HuggingFace: https://huggingface.co/deepset/roberta-base-squad2

## Libraries Explained

- **dotenv**: Loads environment variables from a `.env` file into the application's environment, helping manage configuration separately from code.

- **huggingface_hub**: 
  - **HfApi**: Provides programmatic access to the Hugging Face model hub for uploading, downloading, and managing models.
  - **hf_hub_download**: Simplifies downloading model files from the Hugging Face hub to your local environment.

- **transformers**: Offers pre-trained models for natural language processing tasks.
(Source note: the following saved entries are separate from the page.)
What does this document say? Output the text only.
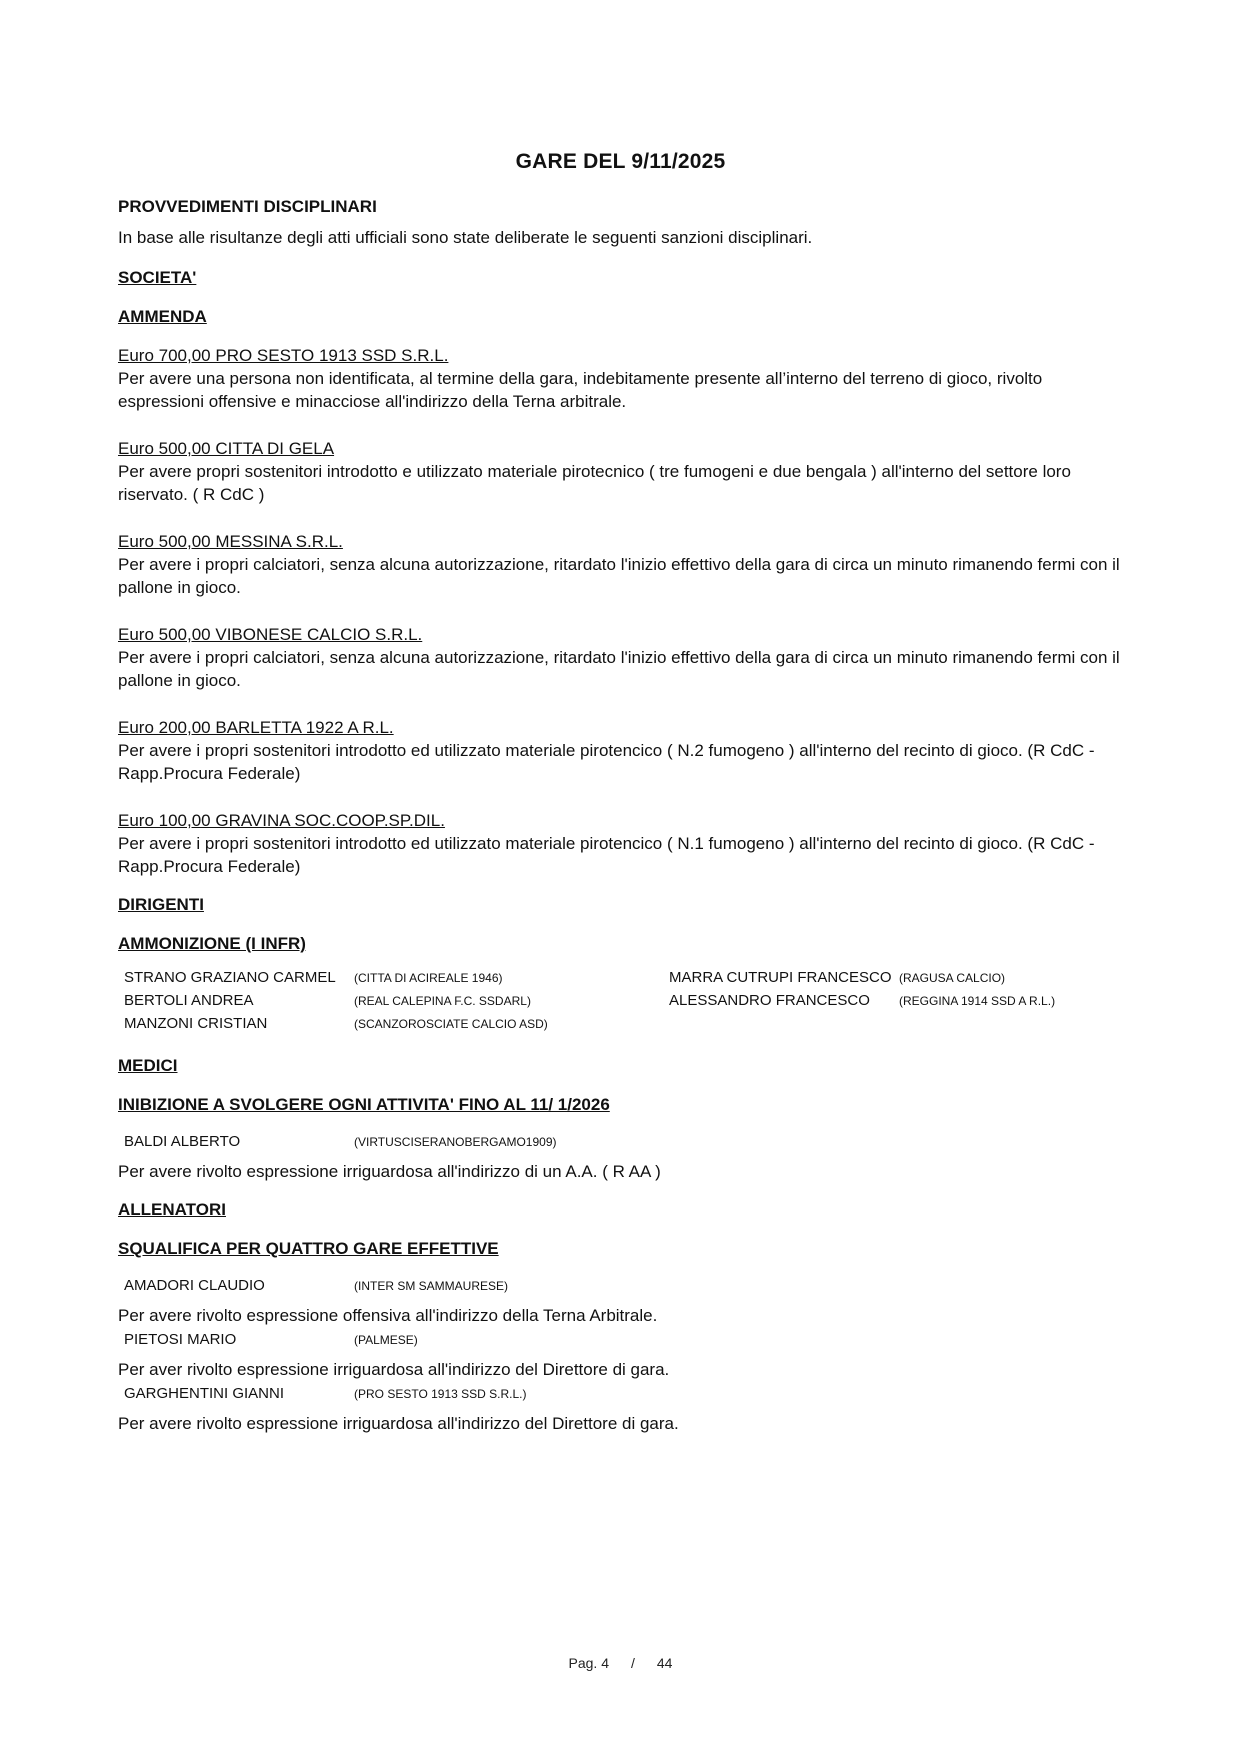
GARE DEL 9/11/2025

PROVVEDIMENTI DISCIPLINARI

In base alle risultanze degli atti ufficiali sono state deliberate le seguenti sanzioni disciplinari.

SOCIETA'

AMMENDA

Euro 700,00 PRO SESTO 1913 SSD S.R.L.

Per avere una persona non identificata, al termine della gara, indebitamente presente all’interno del terreno di gioco, rivolto espressioni offensive e minacciose all'indirizzo della Terna arbitrale.

Euro 500,00 CITTA DI GELA

Per avere propri sostenitori introdotto e utilizzato materiale pirotecnico ( tre fumogeni e due bengala ) all'interno del settore loro riservato. ( R CdC )

Euro 500,00 MESSINA S.R.L.

Per avere i propri calciatori, senza alcuna autorizzazione, ritardato l'inizio effettivo della gara di circa un minuto rimanendo fermi con il pallone in gioco.

Euro 500,00 VIBONESE CALCIO S.R.L.

Per avere i propri calciatori, senza alcuna autorizzazione, ritardato l'inizio effettivo della gara di circa un minuto rimanendo fermi con il pallone in gioco.

Euro 200,00 BARLETTA 1922 A R.L.

Per avere i propri sostenitori introdotto ed utilizzato materiale pirotencico ( N.2 fumogeno ) all'interno del recinto di gioco. (R CdC - Rapp.Procura Federale)

Euro 100,00 GRAVINA SOC.COOP.SP.DIL.

Per avere i propri sostenitori introdotto ed utilizzato materiale pirotencico ( N.1 fumogeno ) all'interno del recinto di gioco. (R CdC - Rapp.Procura Federale)

DIRIGENTI

AMMONIZIONE (I INFR)

STRANO GRAZIANO CARMEL (CITTA DI ACIREALE 1946)	MARRA CUTRUPI FRANCESCO (RAGUSA CALCIO)
BERTOLI ANDREA	(REAL CALEPINA F.C. SSDARL)	ALESSANDRO FRANCESCO (REGGINA 1914 SSD A R.L.)
MANZONI CRISTIAN	(SCANZOROSCIATE CALCIO ASD)

MEDICI

INIBIZIONE A SVOLGERE OGNI ATTIVITA' FINO AL 11/ 1/2026

BALDI ALBERTO	(VIRTUSCISERANOBERGAMO1909)

Per avere rivolto espressione irriguardosa all'indirizzo di un A.A. ( R AA )

ALLENATORI

SQUALIFICA PER QUATTRO GARE EFFETTIVE

AMADORI CLAUDIO	(INTER SM SAMMAURESE)

Per avere rivolto espressione offensiva all'indirizzo della Terna Arbitrale.

PIETOSI MARIO	(PALMESE)

Per aver rivolto espressione irriguardosa all'indirizzo del Direttore di gara.

GARGHENTINI GIANNI	(PRO SESTO 1913 SSD S.R.L.)

Per avere rivolto espressione irriguardosa all'indirizzo del Direttore di gara.

Pag. 4 / 44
The `pipeline` function specifically provides an easy-to-use interface for common NLP tasks like text generation, sentiment analysis, and question answering.


In [1]:
import os, json, datetime
from datetime import datetime
from dotenv import load_dotenv

from huggingface_hub import HfApi
from huggingface_hub import hf_hub_download



from transformers import pipeline


# Loading Environment Variables for Hugging Face


This code snippet performs two essential operations:

1. `load_dotenv()` - Loads environment variables from a `.env` file into the application's environment. This is a common pattern for securely storing configuration and sensitive information outside of the source code.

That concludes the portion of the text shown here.